SondageBouchons: faut-il un "passe-droit" pour les motards?

Romain Van Dyck
Jeudi dernier, la police a verbalisé 106 motards qui se faufilaient entre des voitures sur l'A3. Une opération qui a suscité de nombreux commentaires de nos lecteurs... et du président de la Sécurité Routière.
© Police Grand-Ducale

Grosse opération de police jeudi dernier sur l'autoroute A3, et grosse prise: une centaine de motards pris en flagrant délit de non-respect du code de la route. En clair, la police grand-ducale a sanctionné les motards qui, comme on le voit chaque jour, se faufilent entre les voitures à l'arrêt ou roulant à faible allure.
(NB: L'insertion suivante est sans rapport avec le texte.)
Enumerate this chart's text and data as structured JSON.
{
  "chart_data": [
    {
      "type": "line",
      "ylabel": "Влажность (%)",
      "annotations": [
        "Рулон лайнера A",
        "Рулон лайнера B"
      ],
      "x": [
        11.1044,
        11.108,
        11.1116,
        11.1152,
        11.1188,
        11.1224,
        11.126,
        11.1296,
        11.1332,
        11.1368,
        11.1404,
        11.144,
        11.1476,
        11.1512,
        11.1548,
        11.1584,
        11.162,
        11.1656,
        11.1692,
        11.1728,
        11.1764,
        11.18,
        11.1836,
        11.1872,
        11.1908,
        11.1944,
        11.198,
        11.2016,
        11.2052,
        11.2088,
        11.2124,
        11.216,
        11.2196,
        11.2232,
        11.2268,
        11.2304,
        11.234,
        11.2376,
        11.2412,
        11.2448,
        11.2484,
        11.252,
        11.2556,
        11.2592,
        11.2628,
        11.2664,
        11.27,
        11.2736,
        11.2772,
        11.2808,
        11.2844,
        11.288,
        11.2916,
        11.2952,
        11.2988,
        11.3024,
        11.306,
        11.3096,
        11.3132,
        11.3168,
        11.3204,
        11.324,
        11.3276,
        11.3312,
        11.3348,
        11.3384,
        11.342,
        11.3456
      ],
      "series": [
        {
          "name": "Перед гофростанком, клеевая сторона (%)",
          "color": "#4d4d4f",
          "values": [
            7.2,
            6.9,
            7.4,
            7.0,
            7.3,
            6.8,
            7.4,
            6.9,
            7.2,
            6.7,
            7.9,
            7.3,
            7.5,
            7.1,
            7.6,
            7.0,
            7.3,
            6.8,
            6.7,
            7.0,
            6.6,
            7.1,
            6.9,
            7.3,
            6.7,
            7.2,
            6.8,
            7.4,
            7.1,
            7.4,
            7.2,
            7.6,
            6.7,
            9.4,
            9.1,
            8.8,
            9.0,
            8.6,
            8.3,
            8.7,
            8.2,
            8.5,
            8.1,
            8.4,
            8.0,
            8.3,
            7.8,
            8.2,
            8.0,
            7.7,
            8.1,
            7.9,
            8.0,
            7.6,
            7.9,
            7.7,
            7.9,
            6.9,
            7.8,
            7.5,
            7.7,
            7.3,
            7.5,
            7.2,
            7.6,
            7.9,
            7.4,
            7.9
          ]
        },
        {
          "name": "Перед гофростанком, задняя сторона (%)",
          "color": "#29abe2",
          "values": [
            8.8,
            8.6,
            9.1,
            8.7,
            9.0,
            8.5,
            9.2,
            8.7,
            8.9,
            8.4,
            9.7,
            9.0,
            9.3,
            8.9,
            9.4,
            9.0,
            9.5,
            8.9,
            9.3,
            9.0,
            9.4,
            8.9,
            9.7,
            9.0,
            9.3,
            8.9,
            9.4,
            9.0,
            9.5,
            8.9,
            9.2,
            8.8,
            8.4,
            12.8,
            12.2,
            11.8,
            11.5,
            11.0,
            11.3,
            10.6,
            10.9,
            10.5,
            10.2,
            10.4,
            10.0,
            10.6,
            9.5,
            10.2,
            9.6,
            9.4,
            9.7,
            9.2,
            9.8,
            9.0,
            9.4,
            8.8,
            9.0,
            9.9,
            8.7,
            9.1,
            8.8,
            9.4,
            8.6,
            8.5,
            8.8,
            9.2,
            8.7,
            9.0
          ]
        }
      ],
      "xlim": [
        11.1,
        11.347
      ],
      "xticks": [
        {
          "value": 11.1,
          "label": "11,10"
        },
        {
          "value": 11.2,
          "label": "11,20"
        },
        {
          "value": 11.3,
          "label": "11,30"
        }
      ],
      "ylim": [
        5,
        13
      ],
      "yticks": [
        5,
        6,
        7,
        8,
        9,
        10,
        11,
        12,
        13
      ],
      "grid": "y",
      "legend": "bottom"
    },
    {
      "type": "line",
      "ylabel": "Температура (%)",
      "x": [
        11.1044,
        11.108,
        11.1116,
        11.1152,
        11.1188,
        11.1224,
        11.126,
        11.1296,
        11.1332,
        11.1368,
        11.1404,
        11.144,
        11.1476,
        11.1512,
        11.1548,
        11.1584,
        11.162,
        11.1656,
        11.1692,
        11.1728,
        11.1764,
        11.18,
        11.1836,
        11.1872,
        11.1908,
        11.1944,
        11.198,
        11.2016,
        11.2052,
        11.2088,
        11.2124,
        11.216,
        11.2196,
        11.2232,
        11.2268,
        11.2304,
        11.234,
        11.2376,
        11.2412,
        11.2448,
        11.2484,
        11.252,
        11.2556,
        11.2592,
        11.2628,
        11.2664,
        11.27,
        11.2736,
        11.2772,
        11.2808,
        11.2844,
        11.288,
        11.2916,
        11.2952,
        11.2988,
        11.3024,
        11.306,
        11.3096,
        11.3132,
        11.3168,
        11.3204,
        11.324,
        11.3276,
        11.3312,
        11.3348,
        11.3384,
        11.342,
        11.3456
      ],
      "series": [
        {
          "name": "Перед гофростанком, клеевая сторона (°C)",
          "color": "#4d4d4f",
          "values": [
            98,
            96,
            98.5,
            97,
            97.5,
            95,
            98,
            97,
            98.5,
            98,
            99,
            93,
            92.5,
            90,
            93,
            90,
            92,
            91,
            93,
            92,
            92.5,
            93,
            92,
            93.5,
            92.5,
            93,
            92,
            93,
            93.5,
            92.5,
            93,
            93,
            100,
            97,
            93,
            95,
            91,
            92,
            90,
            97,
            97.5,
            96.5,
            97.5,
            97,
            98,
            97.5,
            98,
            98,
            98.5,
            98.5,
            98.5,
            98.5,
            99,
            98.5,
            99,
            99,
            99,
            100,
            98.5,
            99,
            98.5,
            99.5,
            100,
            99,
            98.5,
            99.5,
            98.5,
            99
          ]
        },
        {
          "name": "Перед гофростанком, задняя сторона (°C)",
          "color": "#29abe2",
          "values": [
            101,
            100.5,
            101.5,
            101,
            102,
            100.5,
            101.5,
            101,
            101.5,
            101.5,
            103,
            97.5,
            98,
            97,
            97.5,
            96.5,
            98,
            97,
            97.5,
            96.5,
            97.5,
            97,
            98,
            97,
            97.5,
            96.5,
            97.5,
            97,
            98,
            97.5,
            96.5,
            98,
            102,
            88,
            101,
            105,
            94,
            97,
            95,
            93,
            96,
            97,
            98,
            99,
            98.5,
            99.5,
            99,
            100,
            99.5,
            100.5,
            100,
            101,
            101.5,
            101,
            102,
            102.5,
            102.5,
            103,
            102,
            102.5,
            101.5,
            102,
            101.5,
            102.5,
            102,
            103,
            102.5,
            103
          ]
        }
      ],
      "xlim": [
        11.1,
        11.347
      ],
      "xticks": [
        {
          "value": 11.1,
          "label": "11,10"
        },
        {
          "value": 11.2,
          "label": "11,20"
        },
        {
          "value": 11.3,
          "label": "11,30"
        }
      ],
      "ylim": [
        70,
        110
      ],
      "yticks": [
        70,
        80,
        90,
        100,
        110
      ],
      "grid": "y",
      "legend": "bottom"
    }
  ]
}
Une opération policière qui a suscité beaucoup de commentaires de nos lecteurs, sur 5minutes.lu mais aussi sur Facebook! Et sans surprise, la plupart viennent de motards en colère, qui jugent anormal de punir cette pratique. Voici quelques extraits de ces commentaires.

CEUX QUI SONT 100% POUR

Georges estime qu'"À l'arrêt, et dans une circulation à vitesse réduite, il n'y a aucun risque de laisser les motards nous doubler, c'est du bon sens."

David fait un petit cours d'Histoire: "Dans les années 80, lors de l'obtention du permis moto, on nous apprenait à dégager de la circulation pour notre propre sécurité. Respirer les échappements, la chaleur dans les équipements, être coincé entre les carrosseries... au lieu de nous sortir ce genres d'âneries les bureaucrates feraient bien de venir sur le terrain."

Un certain "Hoernli" juge "totalement aberrant et inacceptable qu'une moto doive faire la queue derrière les voitures, sachant qu'il faut respirer les gaz d'échappement et supporter des températures extrêmes en été". Il rappelle aussi que "Une moto n'utilise que 2 m2 sur la voie publique tandis qu'une voiture 5 fois plus."

Un autre internaute invite carrément "300 motards à rouler sur les autoroutes, direction les frontières en heure de pointe, en respectant les distances de sécurité et les vitesses. On verra ce que ça donne..."

CEUX QUI DISENT OUI, MAIS....

Beaucoup d'internautes sont favorables mais sous certaines conditions: Antonella, par exemple, "ne dit pas non" mais seulement quand les voitures sont à l'arrêt. "En roulant je dis carrément NON, c’est totalement imprudent et dangereux!!"

Hugues rappelle pour sa part qu'en Belgique, "les motards sont autorisés à remonter les files à condition de ne pas dépasser les 50 km/h et que la différence de vitesse avec les autres véhicules qu’ils dépassent ne soit pas supérieure à 20 km/h". Mais il précise que "rares sont ceux qui respectent cette nuance des 20km/h différentiels et c’est là qu’arrivent les catastrophes!"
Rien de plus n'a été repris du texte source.